会長ブログ

頭蓋静圧療法とALS(筋萎縮性側索硬化症)

みなさんはALSと言う病気をご存知ですか?聞いたこと無いなあ、という方が大半だと思います。つい最近、この病気を患った若者を描いたTVドラマが始まりましたので、「ああ、あの病気?」と思われた方もあるかもしれません。

この病気は正式には「筋萎縮性側索硬化症」と言い、今のところ治療法が無く、難病とされているのものです。じつはこの病気には忘れられない思い出があるのです。

 

今から10数年前、ALSの患者さんに頭蓋静圧療法を施術したことがあります。その方はエジプト人の富豪で、ALSを治すために世界中の治療を受けていました。まずドイツで最新の現代医療を受けたのですが、効果がなく、それなら中国で漢方治療はどうかと試し、良い結果が出ず、その後気功治療もやってみたけれど、これも全く効果なし。そうしている間に症状はどんどん進行して行き、ほとほと困っていたところに頭蓋静圧療法をやってみては、と紹介されてきたのでした。

 

施術のために約束した場所へ訪ねてみると、予想以上に大きな身体の男性が力なくベッドに横たわっていました。身長は180?以上あり骨格もガッシリしています。頑丈そうな体つきにもかかわらず、この時すでに自分で座ることも立つことも出来ず、ほとんど寝たきりに近い状態でした。

その男性の頭に触れてみると、生きた人間の頭に触れている感じがしません。それはまるで薄いガラスを触っているようで、少し力を入れたら割れてしまいそうな、脆い印象を受けました。そのため足からアプローチを始めることにしました。

身体が動かないだけで意識は明晰で話も出来ましたので、今まで治療してきたことや身体の状態について聞きながら進めて行くことになりました。

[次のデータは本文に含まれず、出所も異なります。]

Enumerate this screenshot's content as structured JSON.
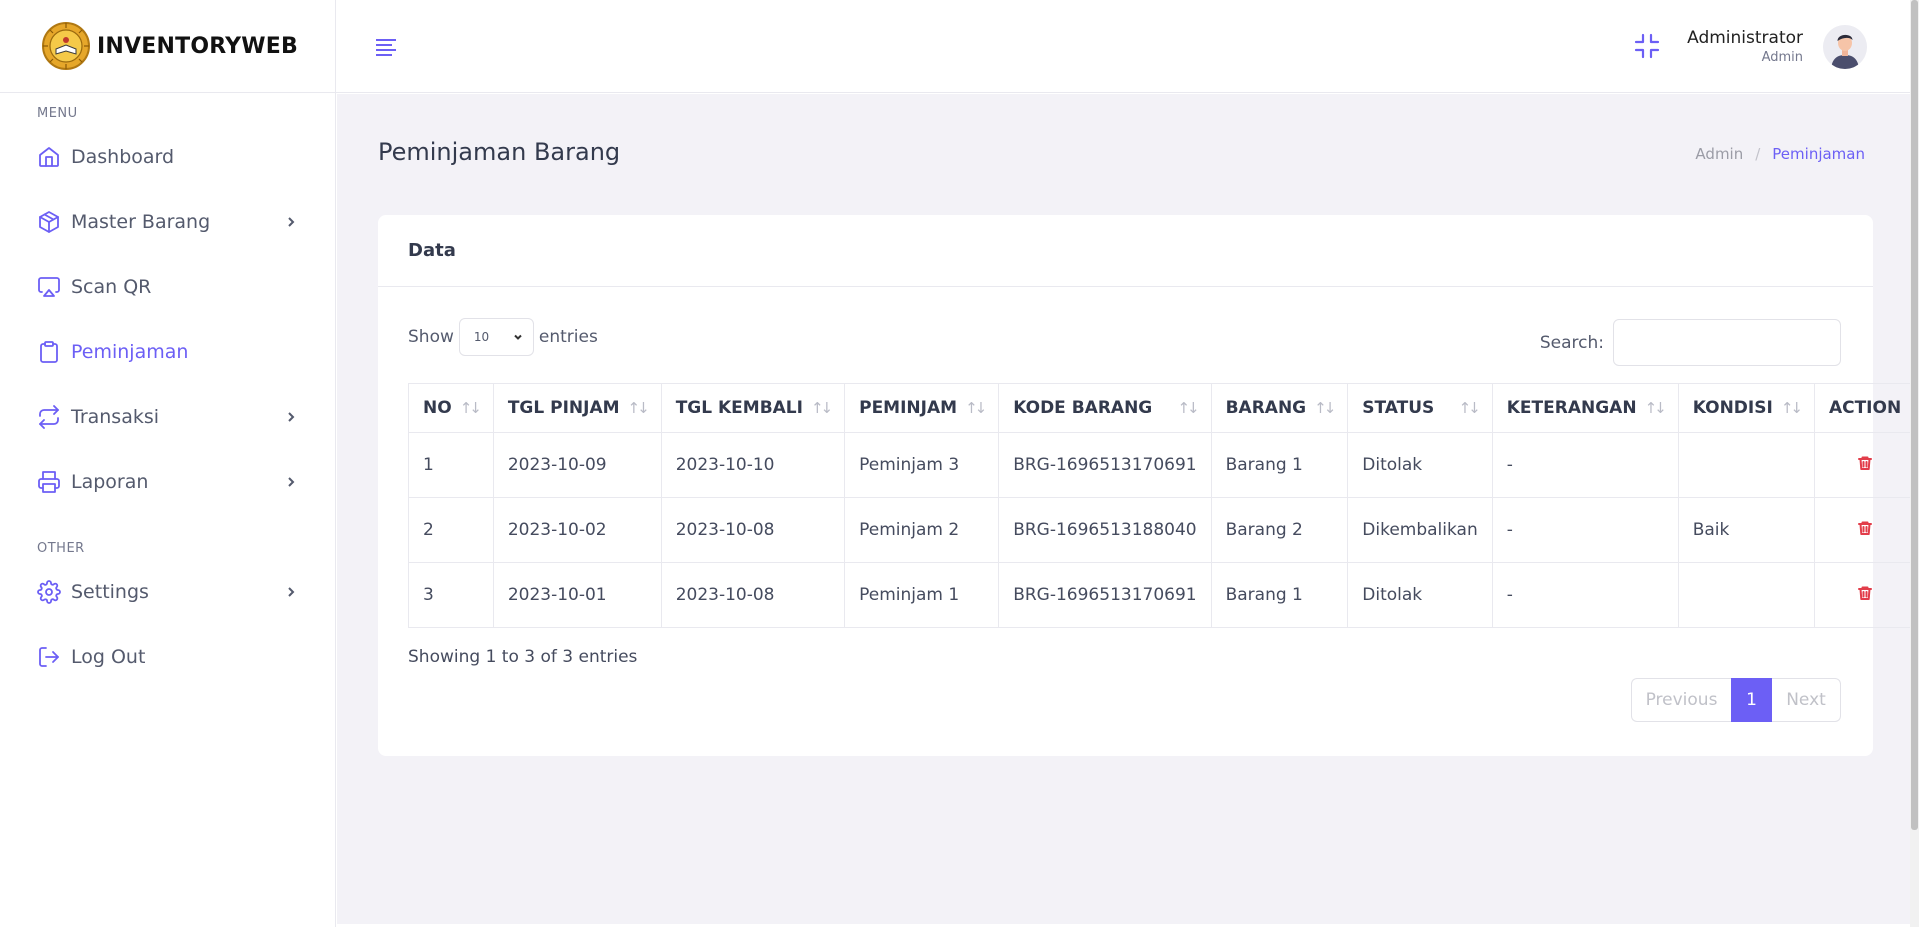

話してみると男性は治るのをあきらめている様子でした。それはそうです。裕福な方ですからお金に糸目をつけず、ありとあらゆる治療を受けてから、私のところに来られた方です。これまで全く良くならなかったのだから、今度もきっといい結果なんか期待できないだろうという気持ちを見て取ることが出来ました。

始めは全く信用してくれている様子ではなかったのですが、動かなかった身体に変化を感じると、諦めかけていた気持ちに「もしかしたら、治るかもしれない」という希望が生まれ、絶望して力の無かった目に輝きが出てきたのでした。

数日の間隔を空けながら施術を続けて行くと、3回目の施術が終わる頃にはベッドの上で上半身を起こすことができるまでになっていました。

 

それから何回かの施術を行っていたある日のこと。いつものようにエレベーターに乗り、目的の階に到着してドアが開くと、なんとそこには起き上がることさえ出来なかった男性がいるではありませんか。廊下の壁に手をつきながらも自分の足で立ち、こちらに向かって歩いて来たのです。伝い歩きでゆっくり私の目の前に来ると、大きな身体をしたその男性は、いたずらっ子のような嬉しそうな笑顔を見せてくれたのでした。その後、男性は自分の足で歩いてエジプトに帰って行きました。

頭蓋静圧療法は、通常では考えられない驚くような結果を見るケースがあります。しかし頭蓋静圧療法が病気を治したのではありません。人に備わる治す力、自然治癒力を最大限に引き出した結果、自分で自分を治すことが出来たのです。

人には驚くべき能力が備わっていることを、このエジプト人男性からも教えられたのでした。